Worst Jokes Ever

Worst Jokes Ever

Me: Mom, should I kill the main character in the book I'm writing to make things more interesting?

Mom: Sure, honey! What type of book are you writing?

Me: It's an autobiography.

Someone went up to an orphan and asked him why he was talking to the air. He said he was talking to his mom.

I was gonna walk up to an emo and say, "Do you get jealous when your phone dies?"

If just Africa had more mosquito nets, millions of innocent mosquitoes could be saved from a horrible death of AIDS.
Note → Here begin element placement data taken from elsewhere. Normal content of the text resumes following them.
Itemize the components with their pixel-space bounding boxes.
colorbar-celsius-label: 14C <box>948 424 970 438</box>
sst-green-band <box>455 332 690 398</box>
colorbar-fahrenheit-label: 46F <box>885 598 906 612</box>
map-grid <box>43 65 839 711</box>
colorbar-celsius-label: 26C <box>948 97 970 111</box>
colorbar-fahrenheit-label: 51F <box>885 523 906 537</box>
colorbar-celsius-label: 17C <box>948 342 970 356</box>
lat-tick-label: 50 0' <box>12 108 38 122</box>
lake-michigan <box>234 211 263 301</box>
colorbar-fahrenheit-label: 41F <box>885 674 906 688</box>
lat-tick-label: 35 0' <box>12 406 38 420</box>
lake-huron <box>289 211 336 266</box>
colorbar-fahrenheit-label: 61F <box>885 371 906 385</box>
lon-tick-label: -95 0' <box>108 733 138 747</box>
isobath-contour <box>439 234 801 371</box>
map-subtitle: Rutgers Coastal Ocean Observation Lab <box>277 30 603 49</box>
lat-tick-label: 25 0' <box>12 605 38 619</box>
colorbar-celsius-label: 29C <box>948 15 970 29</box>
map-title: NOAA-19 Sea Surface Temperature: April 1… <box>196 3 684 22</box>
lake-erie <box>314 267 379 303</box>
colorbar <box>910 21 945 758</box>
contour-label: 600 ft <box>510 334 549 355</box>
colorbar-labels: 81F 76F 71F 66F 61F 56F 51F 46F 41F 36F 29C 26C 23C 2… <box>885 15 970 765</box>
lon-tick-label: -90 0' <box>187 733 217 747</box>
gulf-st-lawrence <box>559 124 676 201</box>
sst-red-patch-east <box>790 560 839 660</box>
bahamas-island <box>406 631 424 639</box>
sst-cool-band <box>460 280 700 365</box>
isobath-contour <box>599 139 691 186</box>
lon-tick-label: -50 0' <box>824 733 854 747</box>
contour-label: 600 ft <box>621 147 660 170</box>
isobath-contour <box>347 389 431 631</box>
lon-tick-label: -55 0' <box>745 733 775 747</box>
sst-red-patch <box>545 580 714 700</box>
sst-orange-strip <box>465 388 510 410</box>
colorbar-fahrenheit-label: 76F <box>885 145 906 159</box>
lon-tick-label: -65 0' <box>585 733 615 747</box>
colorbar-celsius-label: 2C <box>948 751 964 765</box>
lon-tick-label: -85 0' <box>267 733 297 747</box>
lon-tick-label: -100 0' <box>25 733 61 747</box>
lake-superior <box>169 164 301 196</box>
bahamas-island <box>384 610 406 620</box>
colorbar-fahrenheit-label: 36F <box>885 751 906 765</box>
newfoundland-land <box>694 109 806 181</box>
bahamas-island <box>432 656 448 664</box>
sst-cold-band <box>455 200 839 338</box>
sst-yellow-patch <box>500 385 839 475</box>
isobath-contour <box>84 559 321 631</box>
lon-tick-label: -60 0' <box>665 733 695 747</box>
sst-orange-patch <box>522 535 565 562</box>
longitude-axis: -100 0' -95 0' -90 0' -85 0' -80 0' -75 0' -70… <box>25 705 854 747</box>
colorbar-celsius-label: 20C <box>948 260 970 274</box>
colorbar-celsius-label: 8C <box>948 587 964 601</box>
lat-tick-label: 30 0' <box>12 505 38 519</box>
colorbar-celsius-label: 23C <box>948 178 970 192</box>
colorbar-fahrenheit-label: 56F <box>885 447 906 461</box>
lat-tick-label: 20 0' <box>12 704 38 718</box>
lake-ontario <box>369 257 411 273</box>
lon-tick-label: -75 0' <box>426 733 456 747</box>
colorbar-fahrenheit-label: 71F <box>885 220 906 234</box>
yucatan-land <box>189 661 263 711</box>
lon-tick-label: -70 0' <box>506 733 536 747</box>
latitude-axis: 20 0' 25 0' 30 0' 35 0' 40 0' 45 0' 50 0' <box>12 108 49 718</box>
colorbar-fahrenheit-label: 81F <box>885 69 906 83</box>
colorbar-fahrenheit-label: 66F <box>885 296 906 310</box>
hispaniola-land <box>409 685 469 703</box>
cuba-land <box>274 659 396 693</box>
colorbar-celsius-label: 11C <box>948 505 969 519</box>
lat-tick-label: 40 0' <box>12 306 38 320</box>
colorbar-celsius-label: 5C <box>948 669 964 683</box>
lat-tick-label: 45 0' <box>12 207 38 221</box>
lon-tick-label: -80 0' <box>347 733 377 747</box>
Hello! I'm Taylor, and this is my life story with me and my ex girl. So when I was little, I met this girl. Her name was Leah. We were besties for a while until I turned 13. Then I asked if she wanted to date me. She said yes!

But one day, in the middle of school, she was talking to another man!!!!!!! AND THEY HUGGED AND KISSED EACH OTHER ON THE CHEEK!!!!!! Then, she told me she hated me. I was so upset!!!!!!!! Whatever you do, don't follow the ugly rat!!!!!!!!! <3

If you're ever bored, punch an orphan. What are they going to do? Tell their parents?

What's the difference between Paul Walker and a fly? It's the sound they make when they hit the windshield.